Mich faszinieren komplexe Zusammenhänge und ich habe die Angewohnheit so lange an Themen dran zu bleiben, bis ich sie verstehe und weiß was zu tun ist.

Als selbständige Unternehmerin kann ich wirtschaften und ich kenne die Belange von Unternehmern.

Ich bin alleinstehend und werde also 100% Einsatz bringen im Amt der Bürgermeisterin.

Freunde und Kollegen schätzen an mir besonders meine Einsatzbereitschaft, mein Durchhaltevermögen und die Fähigkeit das große Ganze im Blick zu behalten und gleichzeitig konkret zu handeln.

Parteizugehörigkeit

Frage:

… Für welche Partei kandidieren Sie?

Antwort:

Als Bürgermeisterin bin ich  „überparteilich“ und kandidiere nicht für eine Partei.
Hier auf der kommunalen Ebene geht es um Sachthemen, nicht um Parteipolitik.
Bisher war die Arbeit der Gemeindevertretung erfreulich sachlich.
Wer sich umschaut weiß, dass das leider nicht immer so ist. Auch dafür schätze ich die Gemeinde Wiesenburg/Mark.

Gemeinde erhalten

Frage:

… Im Rahmen des Wahlkampfes  wird von der Gefahr gesprochen, dass die Gemeinde „aufgelöst“ oder „fremdverwaltet“ wird.
Was hat es damit auf sich?

Antwort:

Das sind populistische Aussagen zum Stimmenfang.
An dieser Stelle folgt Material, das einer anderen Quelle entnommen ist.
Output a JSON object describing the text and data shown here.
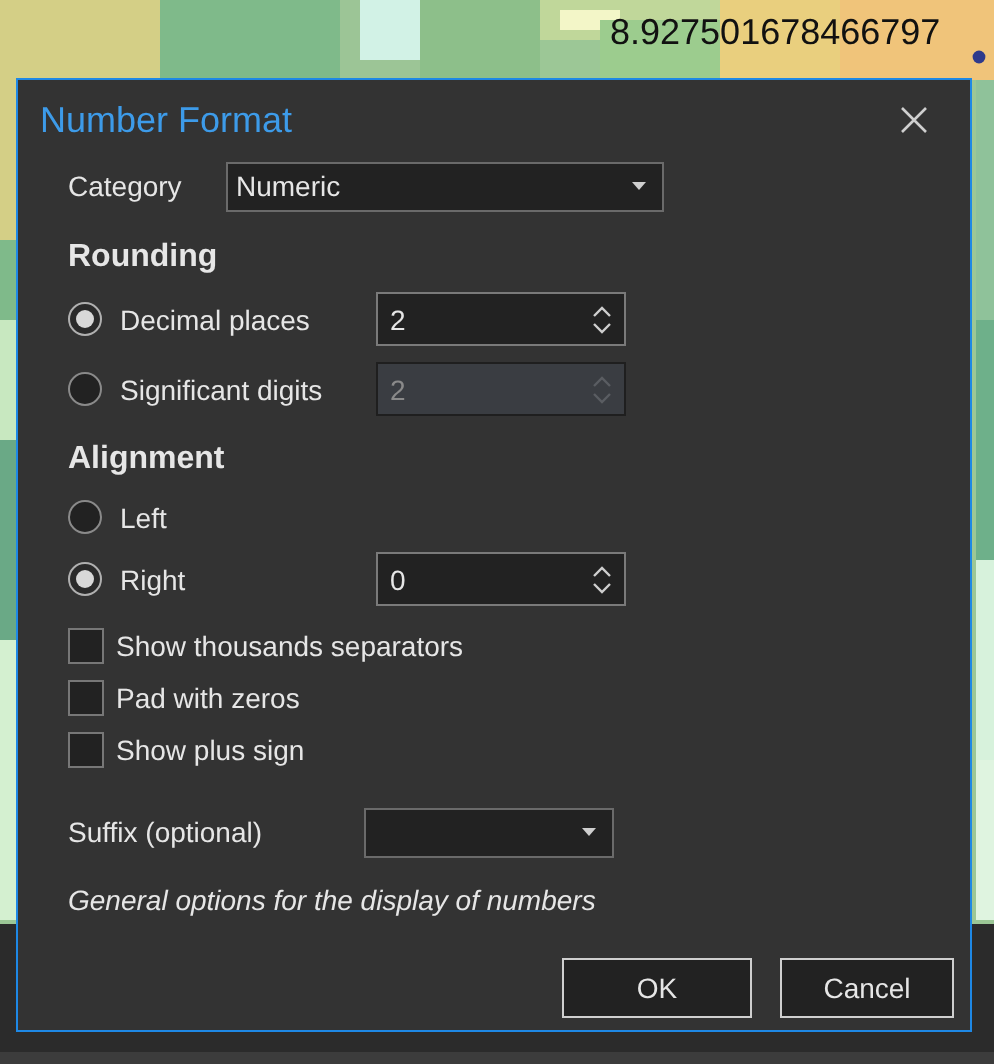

Die Menschen in Wiesenburg/Mark haben alleine in den letzten 30 viel Veränderungen erlebt. … Strukturen mussten immer wieder verändert und angepasst werden. So wird das auch in Zukunft sein. Innerhalb dessen möglichst geschickt zu agieren ist unsere Aufgabe.

Es ist in unserer aller Interesse, die Gemeindeverwaltung effektiv und kostensparend zu gestalten. Beispielsweise wird die Lohnabrechnung für die Mitarbeiter in Wiesenburg bereits seit einiger Zeit in Bad Belzig gemacht. Und aktuell wird überprüft, wie die Standesämter in Wiesenburg/Mark und Bad Belzig optimal kooperieren können. Verwaltungsaufgaben und Dienstleistungen für die es Ortskenntnis und Nähe braucht in Wiesenburg zu behalten ist selbstverständlich unser Ziel.

Leider ist die zunehmende Zentralisierung der Verwaltung politische Strategie.
Die Kommune ist die unterste Ebene. Was auf Landesebene entschieden wird ist bindend. Mit den gegebenen Rahmenbedingungen muss umgegangen werden. Vermutlich wird es in den nächsten Jahren einer Kommunalreform geben.

Der Städte-und Gemeindebund Brandenburg ist ein Gremium in dem sich Bürgermeister diesbezüglich sinnvollerweise informieren und engagieren.
Frau Klembt war hier bisher Vizepräsidentin.

Angst zu schüren ist eine Wahlkampf Strategie, die leider immer wieder Stimmen fängt.

Angespannte Haushaltssituation

Frage:

… Aktuell wird viel über die angespannte Haushaltssituation in der Gemeinde gesprochen. Was sagen Sie dazu?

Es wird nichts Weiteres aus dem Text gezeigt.